An agent is a loop: observe, think, act, repeat. The LLM is the “think” step — it decides what to do next given the current state. Your Go code handles “observe” (gathering context), “act” (executing tool calls), and the loop control that keeps everything running. I’ve built agents that write and execute code, agents that browse the web, and agents that orchestrate multi-step data pipelines. The underlying architecture is always the same few patterns, and Go’s concurrency makes the execution layer clean and fast.
The Problem
A single-step LLM call is limited to what the model knows from its training data and the context you provide. Complex tasks — “research this company and write a competitive analysis” or “find the bug in this test suite and fix it” — require multiple rounds of gathering information, forming hypotheses, taking actions, and updating based on results. Without an agent architecture, you either cram everything into one prompt (which fails on complex tasks) or write brittle multi-step code that doesn’t adapt to unexpected intermediate results.

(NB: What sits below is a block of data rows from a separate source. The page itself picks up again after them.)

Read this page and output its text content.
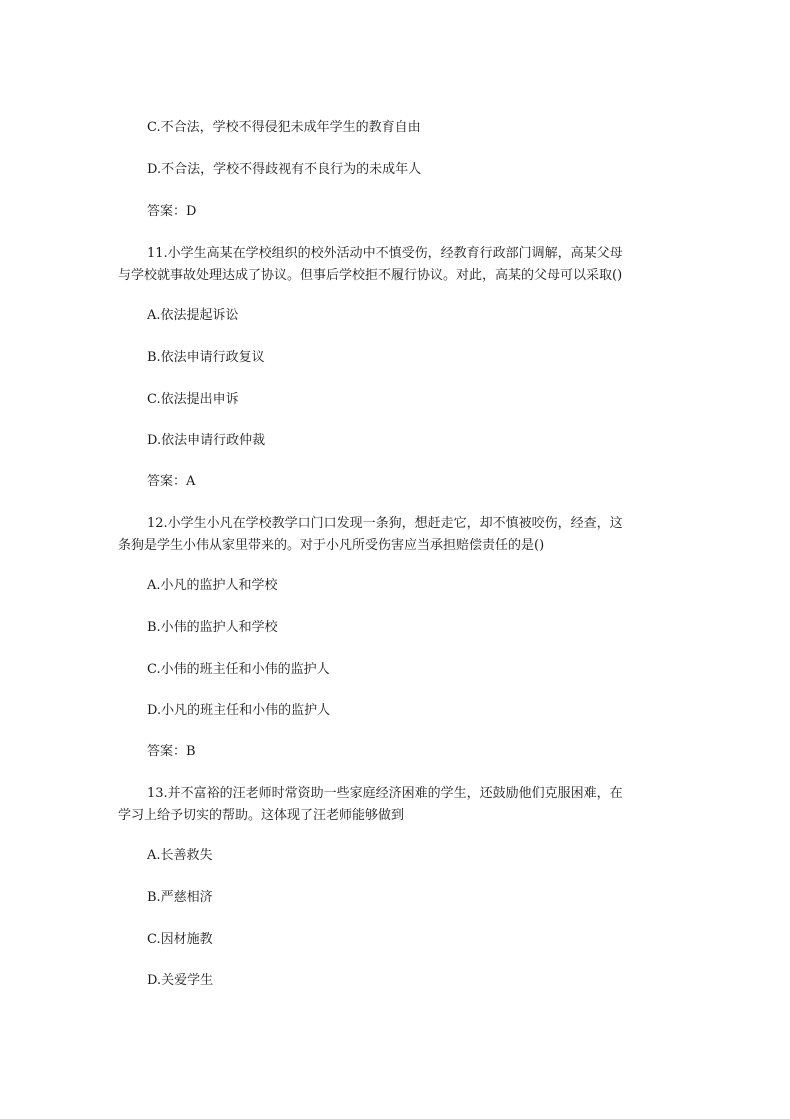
C.不合法，学校不得侵犯未成年学生的教育自由
D.不合法，学校不得歧视有不良行为的未成年人
答案：D
11.小学生高某在学校组织的校外活动中不慎受伤，经教育行政部门调解，高某父母
与学校就事故处理达成了协议。但事后学校拒不履行协议。对此，高某的父母可以采取()
A.依法提起诉讼
B.依法申请行政复议
C.依法提出申诉
D.依法申请行政仲裁
答案：A
12.小学生小凡在学校教学口门口发现一条狗，想赶走它，却不慎被咬伤，经查，这
条狗是学生小伟从家里带来的。对于小凡所受伤害应当承担赔偿责任的是()
A.小凡的监护人和学校
B.小伟的监护人和学校
C.小伟的班主任和小伟的监护人
D.小凡的班主任和小伟的监护人
答案：B
13.并不富裕的汪老师时常资助一些家庭经济困难的学生，还鼓励他们克服困难，在
学习上给予切实的帮助。这体现了汪老师能够做到
A.长善救失
B.严慈相济
C.因材施教
D.关爱学生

// WRONG — rigid sequential pipeline, no adaptation
func analyzeBug(report string) string {
// Step 1: Ask model what code to look at
files := llm.Ask("Given bug report, what files are relevant? " + report)
// Step 2: Always read exactly those files
contents := readFiles(parseFileList(files))
// Step 3: Always ask for analysis
analysis := llm.Ask("Analyze this code: " + contents)
// Step 4: Always return analysis
return analysis
}
// If step 1 suggests running a test, this code can't do that.
// If the analysis reveals another file is needed, this code can't fetch it.
The Idiomatic Way
The ReAct (Reason + Act) pattern is the foundation of most practical agent architectures. The model is prompted to reason about what it needs, decide on an action, the action is executed, the result is added to context, and the cycle repeats.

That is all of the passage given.